Enslaved Africans also used cornrows to transfer and create maps to leave plantations and the home of their captors. This act of using hair as a tool for resistance is said to have been evident across South America.

It is most documented in Colombia where Benkos Bioho, a King captured from Africa by the Portuguese who escaped slavery, built San Basilio de Palenque, a village in Northern Colombia around the 17th century. Bioho created his own language as well as intelligence network and also came up with the idea to have women create maps and deliver messages through their cornrows.

The village is a walled city that was meant to be a refuge for escaped slaves and help them get back on their feet.The most fascinating thing is that the city of San Basilio de Palenque still exists and has a population of about 3500 people.

Bioho not only built the village with other escaped slaves but also created their own language, formed an army and even created an intelligence network in order to find, organize and get them to the liberated areas.

Bioho was the person that had the idea to have woman create maps and even deliver messages through their cornrows.

Since slaves were rarely given the privilege of writing material or even if they did have it, such kind of messages or maps getting in the wrong hands could create a lot of trouble for the people in question, cornrows were the perfect way to go about such things.

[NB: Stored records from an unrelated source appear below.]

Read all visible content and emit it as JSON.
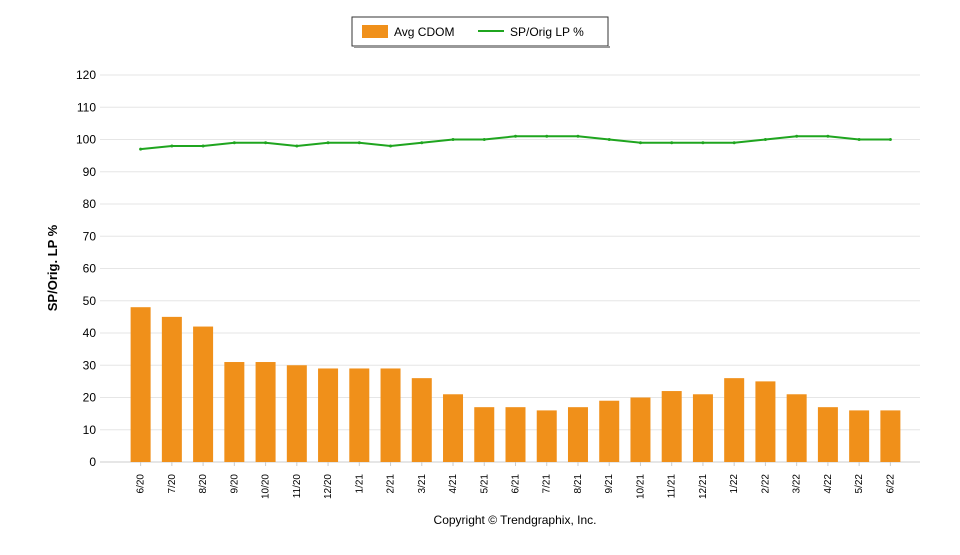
{
  "chart_data": {
    "type": "bar",
    "y_label": "SP/Orig. LP %",
    "footer": "Copyright © Trendgraphix, Inc.",
    "categories": [
      "6/20",
      "7/20",
      "8/20",
      "9/20",
      "10/20",
      "11/20",
      "12/20",
      "1/21",
      "2/21",
      "3/21",
      "4/21",
      "5/21",
      "6/21",
      "7/21",
      "8/21",
      "9/21",
      "10/21",
      "11/21",
      "12/21",
      "1/22",
      "2/22",
      "3/22",
      "4/22",
      "5/22",
      "6/22"
    ],
    "series": [
      {
        "name": "Avg CDOM",
        "type": "bar",
        "color": "#f0901a",
        "values": [
          48,
          45,
          42,
          31,
          31,
          30,
          29,
          29,
          29,
          26,
          21,
          17,
          17,
          16,
          17,
          19,
          20,
          22,
          21,
          26,
          25,
          21,
          17,
          16,
          16
        ]
      },
      {
        "name": "SP/Orig LP %",
        "type": "line",
        "color": "#1fa51f",
        "values": [
          97,
          98,
          98,
          99,
          99,
          98,
          99,
          99,
          98,
          99,
          100,
          100,
          101,
          101,
          101,
          100,
          99,
          99,
          99,
          99,
          100,
          101,
          101,
          100,
          100
        ]
      }
    ],
    "ylim": [
      0,
      120
    ],
    "yticks": [
      0,
      10,
      20,
      30,
      40,
      50,
      60,
      70,
      80,
      90,
      100,
      110,
      120
    ],
    "grid": true,
    "legend": "top"
  }
}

No one would question or think that one could hide entire maps in their hairstyle, so it was easy to circulate them without anyone finding out about it.

In the time of slavery in Colombia, hair braiding was used to relay messages. For example, to signal that they wanted to escape, women would braid a hairstyle called departes. “It had thick, tight braids, braided closely to the scalp and was tied into buns on the top.

And another style had curved braids, tightly braided on their heads. The curved braids would represent the roads they would [use to] escape. In the braids, they also kept gold and hid seeds which, in the long run, helped them survive after they escaped.

Another thing that Bioho did was have these women use seeds as decoration in their hair, these seeds were then used as a way for the liberated slaves to grow their own crops.

After having such close and intimate meaning for the African people, cornrows were at large considered to be dirty and unbecoming of ‘normal citizen’ look that people wanted.

There has been a resurgence of braided hairstyles in Colombia in recent years. But this reality is not only evident in Colombia but all around the world.